Este llamado urgente se produce semanas después de que el colectivo Guerreros Buscadores de Jalisco descubriera en el rancho numerosos restos óseos, prendas de vestir, zapatos y mochilas que podrían pertenecer a personas desaparecidas. La convocatoria revela la grave carencia de especialistas forenses en México, donde según datos del Inegi, la FGR cuenta con apenas 52 peritos en antropología física y 32 en antropología forense para todo el país.

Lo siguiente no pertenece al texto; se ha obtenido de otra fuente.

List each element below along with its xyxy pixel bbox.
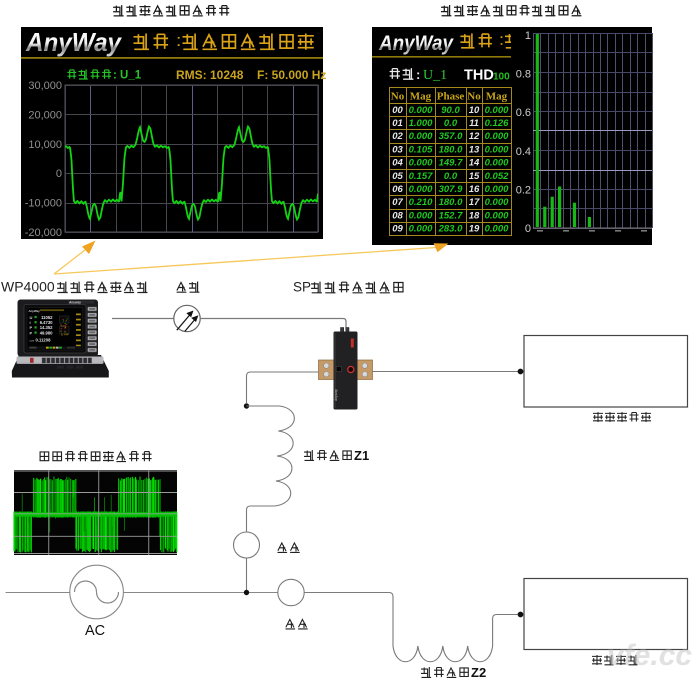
svg-text:SP: SP: [293, 280, 311, 295]
svg-text:49.980: 49.980: [40, 330, 53, 335]
svg-text:180.0: 180.0: [439, 197, 463, 208]
svg-text:AnyWay: AnyWay: [378, 32, 454, 55]
svg-text:0.000: 0.000: [485, 131, 509, 142]
svg-text:-10,000: -10,000: [25, 198, 62, 210]
svg-text:RMS: 10248: RMS: 10248: [176, 68, 244, 82]
svg-text:0.000: 0.000: [485, 144, 509, 155]
svg-text:0.0: 0.0: [444, 118, 458, 129]
svg-text:Z1: Z1: [354, 448, 369, 463]
svg-text:No: No: [467, 91, 481, 103]
svg-text:0.157: 0.157: [409, 171, 433, 182]
svg-text:00: 00: [392, 105, 403, 116]
svg-text:17: 17: [469, 197, 480, 208]
svg-text:0.000: 0.000: [485, 158, 509, 169]
svg-text:0.11208: 0.11208: [36, 338, 52, 343]
svg-text:08: 08: [392, 210, 403, 221]
svg-text:U: U: [30, 315, 33, 320]
svg-text:-20,000: -20,000: [25, 227, 62, 239]
svg-text:6.4730: 6.4730: [40, 320, 53, 325]
svg-text:11052: 11052: [41, 315, 53, 320]
svg-text:vfe.cc: vfe.cc: [607, 639, 692, 672]
svg-text:P: P: [30, 330, 33, 335]
svg-text:0.000: 0.000: [409, 105, 433, 116]
svg-text:AC: AC: [85, 623, 105, 639]
svg-text:Anyway: Anyway: [68, 300, 81, 304]
svg-text:0: 0: [525, 223, 531, 235]
svg-text:283.0: 283.0: [438, 224, 463, 235]
svg-text:12: 12: [469, 131, 480, 142]
svg-text:90.0: 90.0: [441, 105, 460, 116]
svg-text:WP4000: WP4000: [1, 279, 55, 295]
svg-text:Mag: Mag: [410, 91, 432, 103]
svg-text:No: No: [391, 91, 405, 103]
svg-text:0.105: 0.105: [409, 144, 433, 155]
svg-text:10,000: 10,000: [28, 139, 62, 151]
svg-text:0.2: 0.2: [516, 184, 531, 196]
svg-text:Mag: Mag: [486, 91, 508, 103]
svg-text:U_1: U_1: [423, 68, 447, 83]
svg-text:0.000: 0.000: [409, 224, 433, 235]
svg-text:07: 07: [392, 197, 403, 208]
svg-text:03: 03: [392, 144, 403, 155]
svg-text:Anyway: Anyway: [334, 389, 338, 402]
svg-text:152.7: 152.7: [439, 210, 463, 221]
svg-text:0.126: 0.126: [485, 118, 509, 129]
svg-text:0.4: 0.4: [516, 146, 531, 158]
svg-text:10: 10: [469, 105, 480, 116]
svg-text:AnyWay: AnyWay: [25, 27, 122, 57]
svg-text:15: 15: [469, 171, 480, 182]
svg-text:1.000: 1.000: [409, 118, 433, 129]
svg-text:149.7: 149.7: [439, 158, 463, 169]
svg-text:02: 02: [392, 131, 403, 142]
svg-text:11: 11: [469, 118, 479, 129]
svg-text:0: 0: [56, 168, 62, 180]
svg-text:19: 19: [469, 224, 480, 235]
svg-text:05: 05: [392, 171, 403, 182]
svg-text:18: 18: [469, 210, 480, 221]
svg-text:180.0: 180.0: [439, 144, 463, 155]
svg-text:THD: THD: [464, 68, 494, 84]
svg-text:F: 50.000 Hz: F: 50.000 Hz: [257, 68, 326, 82]
svg-text:P: P: [30, 325, 33, 330]
svg-text:0.000: 0.000: [409, 158, 433, 169]
svg-text:0.052: 0.052: [485, 171, 509, 182]
svg-text:: U_1: : U_1: [113, 70, 142, 82]
svg-text:0.000: 0.000: [485, 224, 509, 235]
svg-text:Phase: Phase: [437, 91, 465, 103]
svg-text:0.000: 0.000: [485, 197, 509, 208]
svg-text:100: 100: [493, 72, 510, 83]
svg-text:307.9: 307.9: [439, 184, 463, 195]
svg-text:30,000: 30,000: [28, 80, 62, 92]
svg-text:04: 04: [392, 158, 403, 169]
svg-text:01: 01: [392, 118, 403, 129]
svg-text:357.0: 357.0: [439, 131, 463, 142]
svg-text:13: 13: [469, 144, 480, 155]
svg-text:14.352: 14.352: [40, 325, 53, 330]
svg-text:0.6: 0.6: [516, 107, 531, 119]
svg-text:0.000: 0.000: [485, 184, 509, 195]
svg-text:cos: cos: [30, 338, 35, 342]
svg-text:14: 14: [469, 158, 480, 169]
svg-text:AnyWay: AnyWay: [28, 309, 41, 313]
svg-text:0.000: 0.000: [409, 210, 433, 221]
svg-text:16: 16: [469, 184, 480, 195]
svg-text:0.8: 0.8: [516, 69, 531, 81]
svg-text:1: 1: [525, 30, 531, 42]
svg-text:0.000: 0.000: [485, 210, 509, 221]
svg-text:5.74F: 5.74F: [61, 333, 69, 337]
svg-text::: :: [416, 67, 420, 82]
svg-text:06: 06: [392, 184, 403, 195]
svg-text:0.000: 0.000: [485, 105, 509, 116]
svg-text:0.000: 0.000: [409, 131, 433, 142]
svg-text:09: 09: [392, 224, 403, 235]
svg-text:I: I: [30, 320, 31, 325]
svg-text:0.0: 0.0: [444, 171, 458, 182]
svg-text:0.000: 0.000: [409, 184, 433, 195]
svg-text:Z2: Z2: [471, 665, 486, 680]
svg-text:0.210: 0.210: [409, 197, 433, 208]
svg-text:20,000: 20,000: [28, 109, 62, 121]
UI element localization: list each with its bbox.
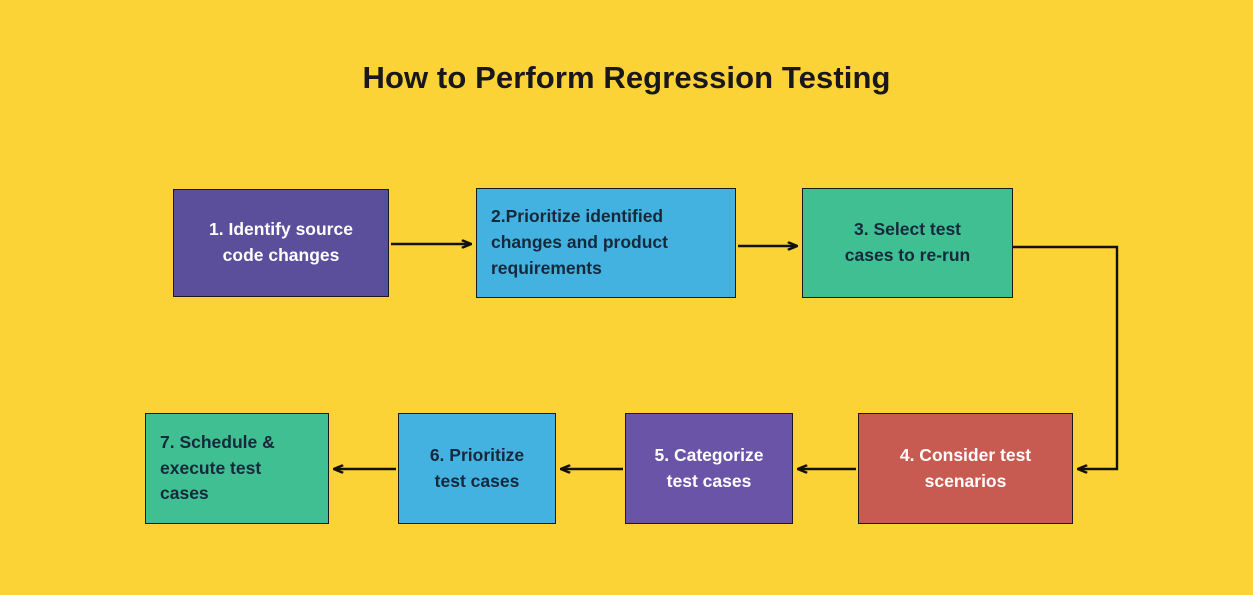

La situación se agrava al considerar que México registra más de 125,000 personas desaparecidas, según la Comisión Nacional de Búsqueda. El déficit de especialistas es alarmante: solo existen 13 arqueólogos y 73 genetistas forenses en todo el sistema de procuración de justicia mexicano. Además, la Unidad de Especialidades Médico Forenses opera con un presupuesto anual de apenas 11.6 millones de pesos, mientras que el Centro Federal Pericial recibe 1,398 millones, destinados principalmente al pago de salarios.
Prospectiva:
La falta de recursos humanos y económicos en el área forense representa un obstáculo mayúsculo para resolver los miles de casos de personas desaparecidas en México. Si no se fortalece la capacidad técnica de las fiscalías con más especialistas, mejor equipamiento y mayor presupuesto, hallazgos como los del Rancho Izaguirre podrían quedar sin resolver, perpetuando la impunidad y el dolor de las familias que buscan a sus seres queridos.